Department of Biomedical Informatics, College of Medicine, The Ohio State University, Columbus, OH 43210, USA.
Department of Computational Medicine and Bioinformatics, University of Michigan, Ann Arbor, MI 48109, USA.
Gigascience. 2020 Aug 1;9(8). doi: 10.1093/gigascience/giaa081.
Identifying protein functions is important for many biological applications. Since experimental functional characterization of proteins is time-consuming and costly, accurate and efficient computational methods for predicting protein functions are in great demand for generating the testable hypotheses guiding large-scale experiments."
Here, we propose Graph2GO, a multi-modal graph-based representation learning model that can integrate heterogeneous information, including multiple types of interaction networks (sequence similarity network and protein-protein interaction network) and protein features (amino acid sequence, subcellular location, and protein domains) to predict protein functions on gene ontology. Comparing Graph2GO to BLAST, as a baseline model, and to two popular protein function prediction methods (Mashup and deepNF), we demonstrated that our model can achieve state-of-the-art performance. We show the robustness of our model by testing on multiple species. We also provide a web server supporting function query and downstream analysis on-the-fly.

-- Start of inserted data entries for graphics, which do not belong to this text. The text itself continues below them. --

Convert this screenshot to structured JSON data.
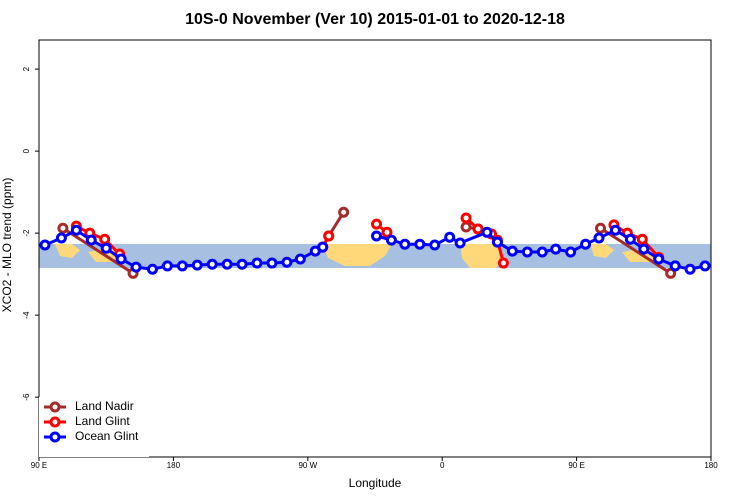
{
  "chart_data": {
    "type": "line",
    "title": "10S-0 November (Ver 10)   2015-01-01 to 2020-12-18",
    "x_label": "Longitude",
    "y_label": "XCO2 - MLO trend (ppm)",
    "xlim": [
      90,
      540
    ],
    "xticks": [
      {
        "value": 90,
        "label": "90 E"
      },
      180,
      {
        "value": 270,
        "label": "90 W"
      },
      {
        "value": 360,
        "label": "0"
      },
      {
        "value": 450,
        "label": "90 E"
      },
      {
        "value": 540,
        "label": "180"
      }
    ],
    "ylim": [
      -7.46,
      2.71
    ],
    "yticks": [
      -6,
      -4,
      -2,
      0,
      2
    ],
    "legend": "bottom-left",
    "series": [
      {
        "name": "Land Nadir",
        "color": "#a52a2a",
        "x": [
          106,
          153,
          220,
          284,
          294,
          335,
          376,
          384,
          430,
          466,
          513
        ],
        "values": [
          -1.88,
          -2.98,
          null,
          -2.07,
          -1.49,
          null,
          -1.85,
          -1.9,
          null,
          -1.88,
          -2.98
        ]
      },
      {
        "name": "Land Glint",
        "color": "#ff0000",
        "x": [
          115,
          124,
          134,
          144,
          210,
          280,
          284,
          300,
          316,
          323,
          350,
          376,
          384,
          393,
          397,
          401,
          440,
          475,
          484,
          494,
          505
        ],
        "values": [
          -1.83,
          -2.0,
          -2.15,
          -2.51,
          null,
          -2.34,
          -2.07,
          null,
          -1.78,
          -1.98,
          null,
          -1.63,
          -1.9,
          -2.02,
          -2.17,
          -2.73,
          null,
          -1.8,
          -2.0,
          -2.15,
          -2.59
        ]
      },
      {
        "name": "Ocean Glint",
        "color": "#0000ff",
        "x": [
          94,
          105,
          115,
          125,
          135,
          145,
          155,
          166,
          176,
          186,
          196,
          206,
          216,
          226,
          236,
          246,
          256,
          265,
          275,
          280,
          298,
          316,
          326,
          335,
          345,
          355,
          365,
          372,
          390,
          397,
          407,
          417,
          427,
          436,
          446,
          456,
          465,
          476,
          486,
          495,
          505,
          516,
          526,
          536
        ],
        "values": [
          -2.29,
          -2.12,
          -1.93,
          -2.17,
          -2.37,
          -2.63,
          -2.83,
          -2.88,
          -2.8,
          -2.8,
          -2.78,
          -2.76,
          -2.76,
          -2.76,
          -2.73,
          -2.73,
          -2.71,
          -2.63,
          -2.44,
          -2.34,
          null,
          -2.07,
          -2.17,
          -2.27,
          -2.27,
          -2.29,
          -2.1,
          -2.24,
          -1.98,
          -2.22,
          -2.44,
          -2.46,
          -2.46,
          -2.39,
          -2.46,
          -2.27,
          -2.12,
          -1.93,
          -2.15,
          -2.39,
          -2.63,
          -2.8,
          -2.88,
          -2.8
        ]
      }
    ]
  }
}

Graph2GO is the first model that has utilized attributed network representation learning methods to model both interaction networks and protein features for predicting protein functions, and achieved promising performance. Our model can be easily extended to include more protein features to further improve the performance. Besides, Graph2GO is also applicable to other application scenarios involving biological networks, and the learned latent representations can be used as feature inputs for machine learning tasks in various downstream analyses.

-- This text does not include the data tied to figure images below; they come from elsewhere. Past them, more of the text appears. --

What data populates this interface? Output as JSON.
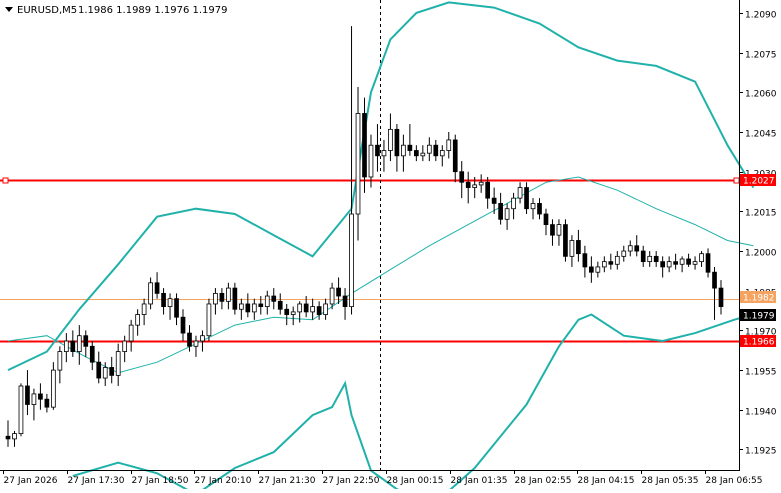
{
  "header": {
    "symbol_timeframe": "EURUSD,M5",
    "ohlc": "1.1986 1.1989 1.1976 1.1979"
  },
  "colors": {
    "background": "#ffffff",
    "axis": "#000000",
    "candles": "#000000",
    "bollinger": "#20b2aa",
    "moving_average": "#20b2aa",
    "hline_red": "#ff0000",
    "bid_line": "#f4a460",
    "price_tag_text": "#ffffff"
  },
  "chart_data": {
    "type": "candlestick",
    "symbol": "EURUSD",
    "timeframe": "M5",
    "ylim": [
      1.1918,
      1.2093
    ],
    "y_ticks": [
      "1.2090",
      "1.2075",
      "1.2060",
      "1.2045",
      "1.2030",
      "1.2015",
      "1.2000",
      "1.1985",
      "1.1970",
      "1.1955",
      "1.1940",
      "1.1925"
    ],
    "x_ticks": [
      "27 Jan 2026",
      "27 Jan 17:30",
      "27 Jan 18:50",
      "27 Jan 20:10",
      "27 Jan 21:30",
      "27 Jan 22:50",
      "28 Jan 00:15",
      "28 Jan 01:35",
      "28 Jan 02:55",
      "28 Jan 04:15",
      "28 Jan 05:35",
      "28 Jan 06:55"
    ],
    "price_tags": [
      {
        "label": "1.2027",
        "value": 1.2027,
        "style": "red-box"
      },
      {
        "label": "1.1982",
        "value": 1.1982,
        "style": "orange-box"
      },
      {
        "label": "1.1979",
        "value": 1.1979,
        "style": "black-box"
      },
      {
        "label": "1.1966",
        "value": 1.1966,
        "style": "red-box"
      }
    ],
    "horizontal_lines": [
      {
        "value": 1.2027,
        "color": "#ff0000",
        "handles": true
      },
      {
        "value": 1.1966,
        "color": "#ff0000",
        "handles": false
      },
      {
        "value": 1.1982,
        "color": "#f4a460",
        "handles": false
      }
    ],
    "vertical_lines": [
      {
        "at_tick": 5.9,
        "style": "dashed"
      }
    ],
    "candles": [
      [
        1.193,
        1.1936,
        1.1926,
        1.1929
      ],
      [
        1.1929,
        1.1932,
        1.1926,
        1.1931
      ],
      [
        1.1931,
        1.195,
        1.193,
        1.1949
      ],
      [
        1.1949,
        1.1955,
        1.1938,
        1.1942
      ],
      [
        1.1942,
        1.1948,
        1.1936,
        1.1946
      ],
      [
        1.1946,
        1.195,
        1.194,
        1.1944
      ],
      [
        1.1944,
        1.1946,
        1.1939,
        1.1941
      ],
      [
        1.1941,
        1.1958,
        1.194,
        1.1955
      ],
      [
        1.1955,
        1.1964,
        1.195,
        1.1962
      ],
      [
        1.1962,
        1.1969,
        1.1958,
        1.1966
      ],
      [
        1.1966,
        1.197,
        1.196,
        1.1962
      ],
      [
        1.1962,
        1.1972,
        1.1957,
        1.1968
      ],
      [
        1.1968,
        1.197,
        1.196,
        1.1964
      ],
      [
        1.1964,
        1.1966,
        1.1955,
        1.1958
      ],
      [
        1.1958,
        1.1962,
        1.195,
        1.1952
      ],
      [
        1.1952,
        1.1958,
        1.1949,
        1.1956
      ],
      [
        1.1956,
        1.196,
        1.195,
        1.1953
      ],
      [
        1.1953,
        1.1965,
        1.1949,
        1.1962
      ],
      [
        1.1962,
        1.1968,
        1.1958,
        1.1966
      ],
      [
        1.1966,
        1.1974,
        1.1962,
        1.1972
      ],
      [
        1.1972,
        1.1978,
        1.1968,
        1.1976
      ],
      [
        1.1976,
        1.1982,
        1.1972,
        1.198
      ],
      [
        1.198,
        1.199,
        1.1978,
        1.1988
      ],
      [
        1.1988,
        1.1992,
        1.1982,
        1.1984
      ],
      [
        1.1984,
        1.1986,
        1.1976,
        1.1979
      ],
      [
        1.1979,
        1.1984,
        1.1974,
        1.1982
      ],
      [
        1.1982,
        1.1984,
        1.1972,
        1.1975
      ],
      [
        1.1975,
        1.1978,
        1.1966,
        1.1969
      ],
      [
        1.1969,
        1.1972,
        1.1962,
        1.1964
      ],
      [
        1.1964,
        1.1968,
        1.196,
        1.1966
      ],
      [
        1.1966,
        1.197,
        1.1962,
        1.1968
      ],
      [
        1.1968,
        1.1982,
        1.1966,
        1.198
      ],
      [
        1.198,
        1.1986,
        1.1976,
        1.1984
      ],
      [
        1.1984,
        1.1986,
        1.1978,
        1.1981
      ],
      [
        1.1981,
        1.1988,
        1.1978,
        1.1986
      ],
      [
        1.1986,
        1.1988,
        1.1976,
        1.1978
      ],
      [
        1.1978,
        1.1982,
        1.1974,
        1.198
      ],
      [
        1.198,
        1.1984,
        1.1975,
        1.1977
      ],
      [
        1.1977,
        1.1982,
        1.1974,
        1.198
      ],
      [
        1.198,
        1.1983,
        1.1976,
        1.1979
      ],
      [
        1.1979,
        1.1985,
        1.1976,
        1.1983
      ],
      [
        1.1983,
        1.1986,
        1.1978,
        1.1981
      ],
      [
        1.1981,
        1.1984,
        1.1976,
        1.1978
      ],
      [
        1.1978,
        1.198,
        1.1972,
        1.1976
      ],
      [
        1.1976,
        1.1979,
        1.1972,
        1.1977
      ],
      [
        1.1977,
        1.1981,
        1.1973,
        1.198
      ],
      [
        1.198,
        1.1983,
        1.1975,
        1.1977
      ],
      [
        1.1977,
        1.1982,
        1.1974,
        1.1979
      ],
      [
        1.1979,
        1.1981,
        1.1974,
        1.1976
      ],
      [
        1.1976,
        1.1982,
        1.1974,
        1.198
      ],
      [
        1.198,
        1.1988,
        1.1978,
        1.1986
      ],
      [
        1.1986,
        1.199,
        1.198,
        1.1983
      ],
      [
        1.1983,
        1.1986,
        1.1974,
        1.1979
      ],
      [
        1.1979,
        1.2085,
        1.1976,
        1.2014
      ],
      [
        1.2014,
        1.2062,
        1.2004,
        1.2052
      ],
      [
        1.2052,
        1.2058,
        1.2022,
        1.2028
      ],
      [
        1.2028,
        1.2044,
        1.2024,
        1.204
      ],
      [
        1.204,
        1.2048,
        1.203,
        1.2036
      ],
      [
        1.2036,
        1.2042,
        1.203,
        1.2038
      ],
      [
        1.2038,
        1.2052,
        1.2034,
        1.2046
      ],
      [
        1.2046,
        1.2048,
        1.203,
        1.2036
      ],
      [
        1.2036,
        1.2044,
        1.203,
        1.204
      ],
      [
        1.204,
        1.2048,
        1.2036,
        1.2038
      ],
      [
        1.2038,
        1.204,
        1.2034,
        1.2036
      ],
      [
        1.2036,
        1.204,
        1.2034,
        1.2037
      ],
      [
        1.2037,
        1.2043,
        1.2034,
        1.204
      ],
      [
        1.204,
        1.2042,
        1.2034,
        1.2036
      ],
      [
        1.2036,
        1.204,
        1.2032,
        1.2038
      ],
      [
        1.2038,
        1.2045,
        1.2035,
        1.2042
      ],
      [
        1.2042,
        1.2044,
        1.2026,
        1.203
      ],
      [
        1.203,
        1.2034,
        1.202,
        1.2026
      ],
      [
        1.2026,
        1.203,
        1.2018,
        1.2024
      ],
      [
        1.2024,
        1.2028,
        1.202,
        1.2025
      ],
      [
        1.2025,
        1.2029,
        1.2022,
        1.2026
      ],
      [
        1.2026,
        1.2028,
        1.2016,
        1.202
      ],
      [
        1.202,
        1.2024,
        1.2014,
        1.2018
      ],
      [
        1.2018,
        1.2022,
        1.201,
        1.2012
      ],
      [
        1.2012,
        1.2018,
        1.2008,
        1.2016
      ],
      [
        1.2016,
        1.2022,
        1.2012,
        1.202
      ],
      [
        1.202,
        1.2026,
        1.2018,
        1.2024
      ],
      [
        1.2024,
        1.2026,
        1.2014,
        1.2016
      ],
      [
        1.2016,
        1.202,
        1.2012,
        1.2018
      ],
      [
        1.2018,
        1.202,
        1.2012,
        1.2014
      ],
      [
        1.2014,
        1.2016,
        1.2006,
        1.201
      ],
      [
        1.201,
        1.2012,
        1.2002,
        1.2006
      ],
      [
        1.2006,
        1.2012,
        1.2002,
        1.201
      ],
      [
        1.201,
        1.2012,
        1.1996,
        1.1998
      ],
      [
        1.1998,
        1.2006,
        1.1994,
        1.2004
      ],
      [
        1.2004,
        1.2008,
        1.1996,
        1.1999
      ],
      [
        1.1999,
        1.2002,
        1.199,
        1.1994
      ],
      [
        1.1994,
        1.1998,
        1.1988,
        1.1992
      ],
      [
        1.1992,
        1.1996,
        1.199,
        1.1994
      ],
      [
        1.1994,
        1.1998,
        1.1992,
        1.1996
      ],
      [
        1.1996,
        1.1999,
        1.1993,
        1.1995
      ],
      [
        1.1995,
        1.2,
        1.1993,
        1.1998
      ],
      [
        1.1998,
        1.2002,
        1.1996,
        1.2
      ],
      [
        1.2,
        1.2004,
        1.1998,
        1.2002
      ],
      [
        1.2002,
        1.2006,
        1.1998,
        1.2
      ],
      [
        1.2,
        1.2002,
        1.1994,
        1.1996
      ],
      [
        1.1996,
        1.2,
        1.1994,
        1.1998
      ],
      [
        1.1998,
        1.2,
        1.1994,
        1.1996
      ],
      [
        1.1996,
        1.1998,
        1.199,
        1.1994
      ],
      [
        1.1994,
        1.1998,
        1.1992,
        1.1996
      ],
      [
        1.1996,
        1.1999,
        1.1993,
        1.1995
      ],
      [
        1.1995,
        1.1998,
        1.1992,
        1.1997
      ],
      [
        1.1997,
        1.1999,
        1.1994,
        1.1995
      ],
      [
        1.1995,
        1.1998,
        1.1993,
        1.1996
      ],
      [
        1.1996,
        1.2,
        1.1994,
        1.1999
      ],
      [
        1.1999,
        1.2001,
        1.199,
        1.1992
      ],
      [
        1.1992,
        1.1994,
        1.1974,
        1.1986
      ],
      [
        1.1986,
        1.1989,
        1.1976,
        1.1979
      ]
    ],
    "bollinger_upper": [
      [
        0,
        1.1955
      ],
      [
        6,
        1.1962
      ],
      [
        11,
        1.1978
      ],
      [
        17,
        1.1995
      ],
      [
        23,
        1.2013
      ],
      [
        29,
        1.2016
      ],
      [
        35,
        1.2014
      ],
      [
        41,
        1.2006
      ],
      [
        47,
        1.1998
      ],
      [
        53,
        1.2016
      ],
      [
        56,
        1.206
      ],
      [
        59,
        1.208
      ],
      [
        63,
        1.209
      ],
      [
        68,
        1.2094
      ],
      [
        75,
        1.2092
      ],
      [
        82,
        1.2086
      ],
      [
        88,
        1.2077
      ],
      [
        94,
        1.2072
      ],
      [
        100,
        1.207
      ],
      [
        106,
        1.2064
      ],
      [
        111,
        1.204
      ],
      [
        115,
        1.2024
      ]
    ],
    "bollinger_lower": [
      [
        10,
        1.1915
      ],
      [
        17,
        1.192
      ],
      [
        23,
        1.1916
      ],
      [
        29,
        1.1908
      ],
      [
        35,
        1.1918
      ],
      [
        41,
        1.1924
      ],
      [
        47,
        1.1938
      ],
      [
        50,
        1.1941
      ],
      [
        52,
        1.195
      ],
      [
        53,
        1.1938
      ],
      [
        56,
        1.1917
      ],
      [
        60,
        1.191
      ],
      [
        66,
        1.1905
      ],
      [
        72,
        1.1918
      ],
      [
        80,
        1.1942
      ],
      [
        85,
        1.1964
      ],
      [
        88,
        1.1974
      ],
      [
        90,
        1.1976
      ],
      [
        95,
        1.1968
      ],
      [
        101,
        1.1966
      ],
      [
        106,
        1.1969
      ],
      [
        112,
        1.1974
      ],
      [
        115,
        1.1976
      ]
    ],
    "moving_average": [
      [
        0,
        1.1966
      ],
      [
        6,
        1.1968
      ],
      [
        12,
        1.196
      ],
      [
        17,
        1.1954
      ],
      [
        23,
        1.1958
      ],
      [
        29,
        1.1965
      ],
      [
        35,
        1.1972
      ],
      [
        41,
        1.1975
      ],
      [
        47,
        1.1974
      ],
      [
        53,
        1.1984
      ],
      [
        59,
        1.1993
      ],
      [
        65,
        1.2002
      ],
      [
        71,
        1.201
      ],
      [
        77,
        1.2018
      ],
      [
        83,
        1.2026
      ],
      [
        88,
        1.2028
      ],
      [
        94,
        1.2023
      ],
      [
        100,
        1.2016
      ],
      [
        106,
        1.201
      ],
      [
        111,
        1.2004
      ],
      [
        115,
        1.2002
      ]
    ]
  }
}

鉴定蛋白质功能对于许多生物应用都很重要。由于蛋白质的实验功能特征分析既耗时又昂贵,因此,需要准确且高效的计算方法来预测蛋白质功能,以生成指导大规模实验的可测试假设。
在这里,我们提出了 Graph2GO,这是一种基于多模态图的表示学习模型,可整合多种异构信息,包括多种类型的交互网络(序列相似性网络和蛋白质-蛋白质相互作用网络)和蛋白质特征(氨基酸序列、亚细胞位置和蛋白质结构域),以在基因本体论上预测蛋白质功能。与 BLAST 相比,我们将 Graph2GO 作为基线模型,并与两种流行的蛋白质功能预测方法(Mashup 和 deepNF)进行了比较,证明了我们的模型可以达到最先进的性能。我们通过在多个物种上进行测试来展示模型的稳健性。我们还提供了一个支持即时功能查询和下游分析的网络服务器。
Graph2GO 是第一个利用有属性网络表示学习方法来模拟交互网络和蛋白质特征以预测蛋白质功能的模型,并取得了有希望的性能。我们的模型可以很容易地扩展到包含更多的蛋白质特征,以进一步提高性能。此外,Graph2GO 还适用于涉及生物网络的其他应用场景,并且学习到的潜在表示可以用作各种下游分析中机器学习任务的特征输入。